# Recommendations for a media player?



## sfreemanoh (Jul 9, 2011)

I currently have a WD HD TV Live. I used to swear by the thing...now recently, in the last few months (and no, I haven't made any changes or updated the firmware since a previous update borked .mkv playback, which forced me to resort back to the prior update), I've been having frequent issues with it not displaying subtitles correctly (and selecting subtitles is difficult, since it only pops up the subtitle option display for 1-2 seconds, so you can't always read which subtitle option is selected). Also, it doesn't seem to always use the correct audio streams.

So, I'm looking for a possible replacement, but I'm torn as to which to get. I'm considering the following:

WD TV Live Hub - Like I said before, the previous model has been great for me for the last 2-3 years. It's played everything I've thrown at it, which is a big deal for me since I have a wide array of various video types.
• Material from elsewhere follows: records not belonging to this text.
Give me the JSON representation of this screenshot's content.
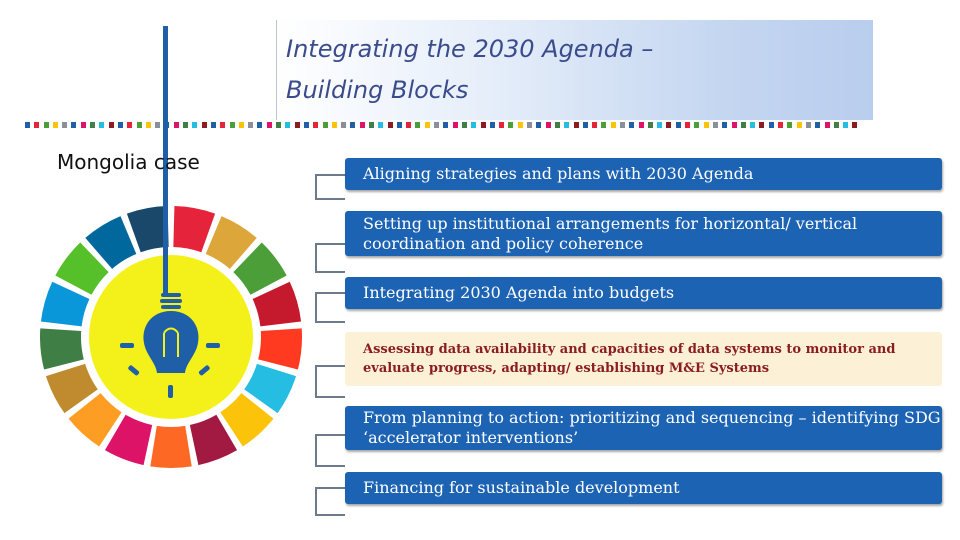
{
  "title": {
    "line1": "Integrating the 2030 Agenda –",
    "line2": "Building Blocks"
  },
  "case_label": "Mongolia case",
  "blocks": [
    {
      "text": "Aligning strategies and plans with 2030 Agenda"
    },
    {
      "text": "Setting up institutional arrangements for horizontal/ vertical coordination and policy coherence"
    },
    {
      "text": "Integrating 2030 Agenda into budgets"
    },
    {
      "text": "Assessing data availability and capacities of data systems to monitor and evaluate progress, adapting/ establishing M&E Systems"
    },
    {
      "text": "From planning to action: prioritizing and sequencing – identifying SDG ‘accelerator interventions’"
    },
    {
      "text": "Financing for sustainable development"
    }
  ],
  "colors": {
    "title_text": "#3a4c8c",
    "block_blue": "#1d63b3",
    "block_cream": "#fcf1d6",
    "cream_text": "#8b1d22",
    "bulb_glow": "#f4f11a",
    "bulb_blue": "#1f5fa7"
  },
  "sdg_colors": [
    "#e5243b",
    "#dda63a",
    "#4c9f38",
    "#c5192d",
    "#ff3a21",
    "#26bde2",
    "#fcc30b",
    "#a21942",
    "#fd6925",
    "#dd1367",
    "#fd9d24",
    "#bf8b2e",
    "#3f7e44",
    "#0a97d9",
    "#56c02b",
    "#00689d",
    "#19486a"
  ],
  "icons": [
    "light-bulb-icon",
    "sdg-wheel-icon"
  ]
}
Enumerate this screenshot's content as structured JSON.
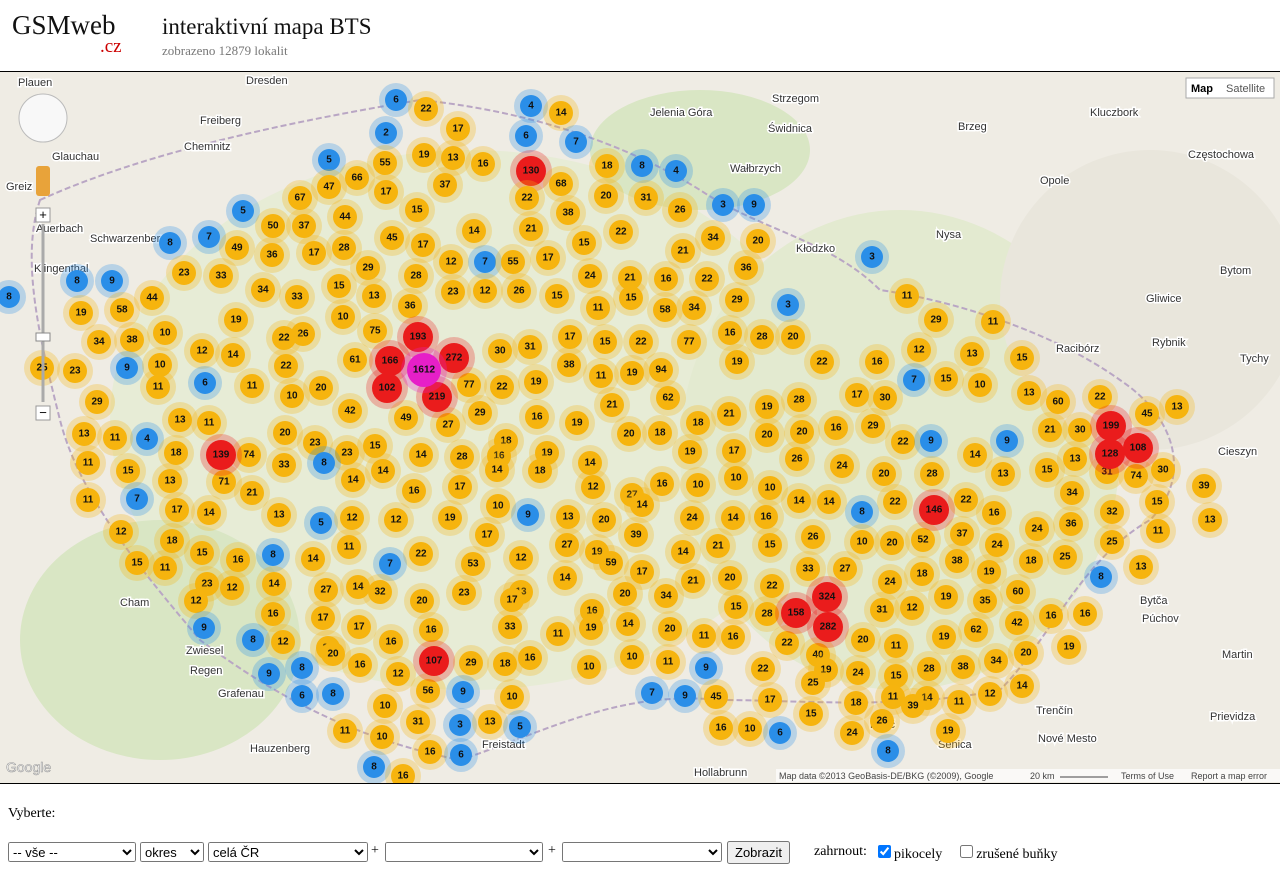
{
  "header": {
    "logo": "GSMweb",
    "logo_tld": ".cz",
    "title": "interaktivní mapa BTS",
    "subtitle": "zobrazeno 12879 lokalit"
  },
  "map": {
    "controls": {
      "map": "Map",
      "satellite": "Satellite",
      "zoom_in": "+",
      "zoom_out": "−"
    },
    "attribution": "Map data ©2013 GeoBasis-DE/BKG (©2009), Google",
    "scale": "20 km",
    "terms": "Terms of Use",
    "report": "Report a map error",
    "google": "Google",
    "places": [
      "Dresden",
      "Chemnitz",
      "Freiberg",
      "Glauchau",
      "Greiz",
      "Auerbach",
      "Schwarzenberg",
      "Klingenthal",
      "Plauen",
      "Cham",
      "Zwiesel",
      "Regen",
      "Grafenau",
      "Hauzenberg",
      "Strzegom",
      "Świdnica",
      "Wałbrzych",
      "Jelenia Góra",
      "Kłodzko",
      "Nysa",
      "Brzeg",
      "Opole",
      "Kluczbork",
      "Częstochowa",
      "Gliwice",
      "Bytom",
      "Racibórz",
      "Rybnik",
      "Tychy",
      "Cieszyn",
      "Bytča",
      "Púchov",
      "Martin",
      "Prievidza",
      "Trenčín",
      "Nové Mesto",
      "Senica",
      "Holíč",
      "Hollabrunn",
      "Freistadt"
    ],
    "markers": [
      6,
      22,
      4,
      14,
      2,
      17,
      6,
      7,
      5,
      55,
      19,
      13,
      16,
      130,
      68,
      18,
      8,
      4,
      66,
      47,
      17,
      37,
      15,
      22,
      38,
      20,
      31,
      26,
      3,
      9,
      5,
      67,
      50,
      37,
      44,
      8,
      7,
      49,
      36,
      17,
      28,
      45,
      17,
      14,
      21,
      15,
      22,
      21,
      34,
      20,
      3,
      8,
      9,
      23,
      33,
      8,
      44,
      34,
      33,
      15,
      29,
      28,
      12,
      7,
      55,
      17,
      24,
      21,
      16,
      22,
      36,
      3,
      11,
      29,
      11,
      58,
      19,
      34,
      38,
      10,
      19,
      26,
      10,
      13,
      36,
      23,
      12,
      26,
      15,
      11,
      15,
      58,
      34,
      29,
      23,
      25,
      9,
      10,
      12,
      14,
      22,
      61,
      75,
      30,
      31,
      17,
      15,
      22,
      77,
      16,
      28,
      20,
      12,
      13,
      15,
      16,
      22,
      19,
      19,
      94,
      11,
      38,
      19,
      22,
      77,
      22,
      20,
      11,
      10,
      11,
      6,
      29,
      15,
      7,
      10,
      13,
      22,
      45,
      13,
      60,
      21,
      30,
      17,
      30,
      19,
      28,
      21,
      18,
      62,
      21,
      19,
      16,
      18,
      29,
      27,
      49,
      42,
      11,
      13,
      4,
      13,
      11,
      74,
      18,
      20,
      23,
      23,
      15,
      14,
      28,
      16,
      19,
      14,
      20,
      18,
      19,
      17,
      20,
      20,
      16,
      29,
      22,
      9,
      9,
      14,
      13,
      28,
      20,
      24,
      26,
      11,
      15,
      13,
      71,
      33,
      8,
      14,
      14,
      16,
      17,
      14,
      18,
      12,
      27,
      16,
      10,
      10,
      10,
      14,
      14,
      22,
      22,
      13,
      15,
      34,
      31,
      74,
      30,
      39,
      11,
      7,
      17,
      14,
      21,
      13,
      5,
      12,
      12,
      19,
      10,
      9,
      13,
      20,
      14,
      24,
      14,
      16,
      26,
      8,
      10,
      20,
      52,
      37,
      16,
      24,
      36,
      32,
      15,
      13,
      12,
      18,
      15,
      16,
      8,
      14,
      11,
      22,
      17,
      12,
      27,
      19,
      39,
      14,
      21,
      15,
      33,
      27,
      24,
      25,
      11,
      15,
      11,
      23,
      12,
      14,
      27,
      14,
      7,
      32,
      53,
      13,
      14,
      59,
      17,
      21,
      20,
      22,
      24,
      18,
      38,
      19,
      18,
      25,
      8,
      13,
      12,
      16,
      17,
      17,
      20,
      23,
      17,
      16,
      20,
      34,
      15,
      28,
      31,
      12,
      19,
      35,
      60,
      9,
      8,
      12,
      20,
      16,
      16,
      33,
      11,
      19,
      14,
      20,
      11,
      16,
      22,
      40,
      20,
      11,
      19,
      62,
      42,
      16,
      16,
      9,
      8,
      20,
      16,
      12,
      29,
      18,
      16,
      10,
      10,
      11,
      9,
      22,
      19,
      24,
      15,
      28,
      38,
      34,
      20,
      19,
      6,
      8,
      10,
      56,
      9,
      10,
      7,
      9,
      45,
      17,
      25,
      18,
      11,
      14,
      11,
      12,
      14,
      11,
      10,
      31,
      3,
      13,
      5,
      16,
      10,
      6,
      15,
      24,
      26,
      39,
      19,
      8,
      16,
      16,
      6,
      8,
      139,
      193,
      166,
      272,
      102,
      219,
      199,
      108,
      128,
      146,
      324,
      158,
      282,
      107,
      1612
    ]
  },
  "form": {
    "label": "Vyberte:",
    "selects": [
      "-- vše --",
      "okres",
      "celá ČR"
    ],
    "plus": "+",
    "button": "Zobrazit",
    "include_label": "zahrnout:",
    "checkboxes": [
      {
        "label": "pikocely",
        "checked": true
      },
      {
        "label": "zrušené buňky",
        "checked": false
      }
    ]
  }
}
Logitech Revue - Well, it's Google...and I can control it using my (hopefully soon to be shipped) Nexus 7. It's customizable, it supports media streaming and Netflix, and people that have it and use it seem to like it a lot.

A Roku box...but I know very little about them other than they seem to fairly similar to the WD media devices, and I have no clue which model would be good for me.

Requirements:
1080P
HDMI (a single connection is fine, and I don't need component or composite or anything else)
A gigabit network connection, and possibly wireless-N
Netflix support
Support for a large variety of streaming video and audio codecs
Ability to stream media off a NAS device (specifically a Netgear ReadyNAS NV+)

So...any recommendations?


----------



## number5toad (Sep 13, 2011)

I have two Roku boxes, they're great. they don't have native support for streaming local content, but if you're willing to install a server client on whatever box holds your media and the corresponding channel on the Roku, it works just fine. I use Plex on our network and it has yet to choke on anything I've thrown at it - with the nice bonus of being able to stream to other devices on our network (the wife's iPhone and iPad, my Thunderbolt and [hopefully soon to be shipped] Nexus 7). it supports Netflix, Hulu+ (and regular Hulu through Plex), HBO GO and Amazon VOD.

all of the models have wireless-N, but if you need it to be wired, you'll have to spring for the high end model (which is $100). if you can get by without the wire, the $79 model still does 1080p quite nicely. all models have an HDMI port, as far as I know.


----------



## sfreemanoh (Jul 9, 2011)

Can the Roku stream using DLNA? There's a native app for my NAS for DLNA, but not one for Plex for my NAS model that I can find.


----------



## number5toad (Sep 13, 2011)

Roku isn't designed for local streaming at all, so unfortunately no, it won't work using DLNA natively.

I looked around a bit and found references to people installing the Plex server on a different x86 based machine on the same network, and pointing it to the NV+ as the media library, and apparently getting good results. doesn't exactly sound like an ideal solution, but it apparently works pretty well.


----------



## jellybellys (Apr 3, 2012)

Used to have a roku box, but then out of nowhere, one day it decided to die. Had it for like 2 years before it broke. Looking at maybe the Nexus Q now because of the built in amplifier.


----------



## sfreemanoh (Jul 9, 2011)

jellybellys said:


> Used to have a roku box, but then out of nowhere, one day it decided to die. Had it for like 2 years before it broke. Looking at maybe the Nexus Q now because of the built in amplifier.


Yeah, not for $300 though...and not unless native support for streaming local network content is added. Unless if it has...maybe it's just me, but I'm still a little confused as to what the Q can actually do, other than streaming Netflix, Youtube, and Play Store audio/video content.


----------